Vermont Gov. Phil Scott will issue an executive order later this week setting Sept. 8 as a universal start date for students to return back to school in the fall.
Scott said that he and Health Department Commissioner Dr. Mark Levine set a goal seven weeks ago to return to in-person instruction in the fall.
Speaking at a news conference on Tuesday, Levine said he is confident in opening schools.
"We have achieved a stage of viral suppression that will allow us to open schools comfortably," Levine said.
The health commissioner said that if he were in Arizona, Texas, Florida or any other state facing high outbreaks of positive coronavirus cases, they would not be having the conversation about opening schools.
Levine cited studies carried out around the world showing no significant transmission of Covid-19 within schools, that younger children are less likely to transmit Covid-19 and that adults in a family are more likely to “be the index case in the affected family."
“It is the youngest children up to age 9, who are not only at lowest risk, but stand to reap the most benefit from the in-person learning environment,” Levine said.
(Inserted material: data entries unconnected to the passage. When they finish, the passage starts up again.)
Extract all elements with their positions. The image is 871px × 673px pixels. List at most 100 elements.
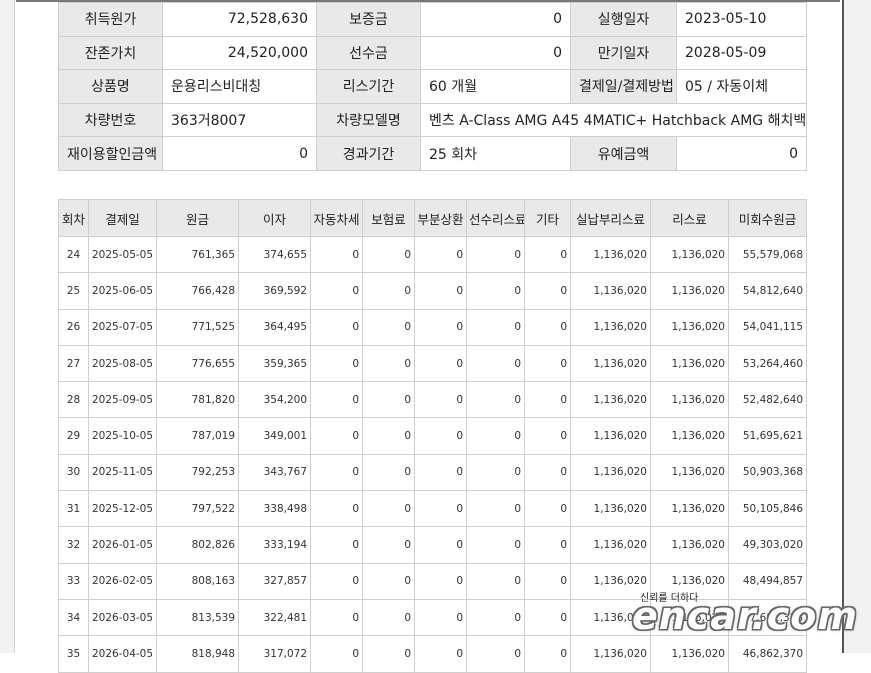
schedule-cell: 0 [310,490,363,528]
schedule-cell: 364,495 [238,308,311,346]
schedule-cell: 0 [362,526,415,564]
schedule-cell: 776,655 [156,344,239,383]
schedule-column-header: 리스료 [650,199,729,237]
viewer-right-margin [842,0,871,653]
schedule-cell: 46,862,370 [728,635,807,673]
schedule-cell: 349,001 [238,417,311,455]
info-row: 잔존가치 24,520,000 선수금 0 만기일자 2028-05-09 [58,35,807,71]
schedule-cell: 0 [310,308,363,346]
schedule-cell: 1,136,020 [650,308,729,346]
schedule-row: 26 2025-07-05 771,525 364,495 0 0 0 0 0 1,136,020… [58,308,807,346]
schedule-cell: 0 [310,453,363,492]
schedule-cell: 1,136,020 [650,526,729,564]
info-label: 잔존가치 [58,35,163,71]
schedule-cell: 808,163 [156,562,239,600]
info-row: 상품명 운용리스비대칭 리스기간 60 개월 결제일/결제방법 05 / 자동이체 [58,69,807,104]
schedule-cell: 50,105,846 [728,490,807,528]
schedule-cell: 771,525 [156,308,239,346]
info-label: 경과기간 [316,136,421,171]
schedule-cell: 802,826 [156,526,239,564]
schedule-cell: 813,539 [156,598,239,637]
schedule-row: 30 2025-11-05 792,253 343,767 0 0 0 0 0 1,136,020… [58,453,807,492]
schedule-header-row: 회차 결제일 원금 이자 자동차세 보험료 부분상환 선수리스료 기타 실납부리스료 리스료 미회수원… [58,199,807,237]
schedule-cell: 333,194 [238,526,311,564]
schedule-cell: 322,481 [238,598,311,637]
schedule-cell: 0 [414,598,467,637]
schedule-cell: 51,695,621 [728,417,807,455]
schedule-cell: 24 [58,235,89,274]
info-label: 선수금 [316,35,421,71]
schedule-cell: 766,428 [156,272,239,310]
schedule-cell: 1,136,020 [650,235,729,274]
schedule-cell: 0 [414,308,467,346]
schedule-cell: 0 [310,235,363,274]
schedule-cell: 50,903,368 [728,453,807,492]
schedule-cell: 0 [524,235,571,274]
schedule-cell: 1,136,020 [570,490,651,528]
schedule-cell: 0 [466,562,525,600]
schedule-row: 27 2025-08-05 776,655 359,365 0 0 0 0 0 1,136,020… [58,344,807,383]
schedule-cell: 0 [466,598,525,637]
schedule-cell: 0 [414,235,467,274]
schedule-cell: 0 [466,417,525,455]
schedule-cell: 1,136,020 [650,417,729,455]
schedule-row: 29 2025-10-05 787,019 349,001 0 0 0 0 0 1,136,020… [58,417,807,455]
schedule-cell: 1,136,020 [650,344,729,383]
schedule-cell: 0 [524,490,571,528]
schedule-cell: 53,264,460 [728,344,807,383]
schedule-cell: 0 [414,272,467,310]
schedule-cell: 1,136,020 [650,381,729,419]
info-label: 보증금 [316,2,421,37]
schedule-column-header: 선수리스료 [466,199,525,237]
info-value: 05 / 자동이체 [676,69,807,104]
info-value: 24,520,000 [162,35,317,71]
schedule-cell: 2025-07-05 [88,308,157,346]
schedule-cell: 31 [58,490,89,528]
info-label: 재이용할인금액 [58,136,163,171]
schedule-cell: 29 [58,417,89,455]
schedule-column-header: 이자 [238,199,311,237]
info-value: 363거8007 [162,102,317,138]
schedule-cell: 0 [310,562,363,600]
schedule-cell: 0 [362,308,415,346]
schedule-cell: 32 [58,526,89,564]
schedule-cell: 2025-05-05 [88,235,157,274]
info-label: 차량모델명 [316,102,421,138]
schedule-cell: 359,365 [238,344,311,383]
info-row: 재이용할인금액 0 경과기간 25 회차 유예금액 0 [58,136,807,171]
info-value: 0 [420,2,571,37]
schedule-cell: 0 [362,417,415,455]
schedule-cell: 0 [362,598,415,637]
info-row: 차량번호 363거8007 차량모델명 벤츠 A-Class AMG A45 4MAT… [58,102,807,138]
lease-info-table: 취득원가 72,528,630 보증금 0 실행일자 2023-05-10 잔존가치 24,5… [58,2,807,171]
schedule-cell: 30 [58,453,89,492]
schedule-cell: 1,136,020 [570,526,651,564]
schedule-cell: 0 [414,526,467,564]
schedule-cell: 0 [524,453,571,492]
schedule-cell: 0 [466,308,525,346]
schedule-cell: 0 [310,598,363,637]
schedule-cell: 0 [524,272,571,310]
schedule-column-header: 원금 [156,199,239,237]
schedule-cell: 1,136,020 [650,272,729,310]
schedule-cell: 0 [362,635,415,673]
schedule-cell: 0 [466,526,525,564]
schedule-cell: 0 [524,381,571,419]
schedule-cell: 0 [524,598,571,637]
schedule-cell: 792,253 [156,453,239,492]
info-row: 취득원가 72,528,630 보증금 0 실행일자 2023-05-10 [58,2,807,37]
schedule-cell: 2025-08-05 [88,344,157,383]
schedule-cell: 0 [310,417,363,455]
schedule-row: 35 2026-04-05 818,948 317,072 0 0 0 0 0 1,136,020… [58,635,807,673]
schedule-column-header: 실납부리스료 [570,199,651,237]
schedule-cell: 374,655 [238,235,311,274]
schedule-cell: 787,019 [156,417,239,455]
schedule-cell: 2026-02-05 [88,562,157,600]
schedule-column-header: 자동차세 [310,199,363,237]
info-value: 2023-05-10 [676,2,807,37]
schedule-cell: 2026-04-05 [88,635,157,673]
schedule-column-header: 기타 [524,199,571,237]
schedule-cell: 0 [466,635,525,673]
schedule-column-header: 미회수원금 [728,199,807,237]
schedule-cell: 1,136,020 [570,235,651,274]
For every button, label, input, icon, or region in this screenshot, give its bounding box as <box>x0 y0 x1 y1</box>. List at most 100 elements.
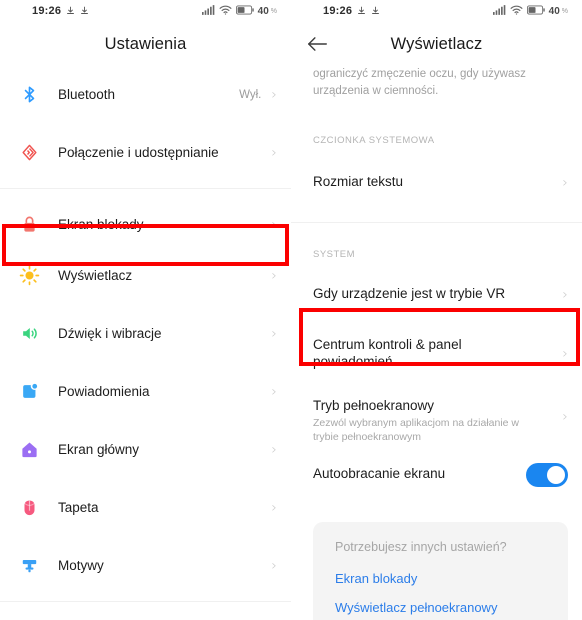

He emphasized that there is not a clear cut one-size-fits-all approach to how schools plan to open and explained that each schools will be customizing solutions to fit their specific classroom and student body needs.
In conjunction with the American Academy of Pediatrics Vermont Chapter, Levine issued a statement on Monday calling on schools in the state to prioritize in-person attendance for students in preschool through fifth grade.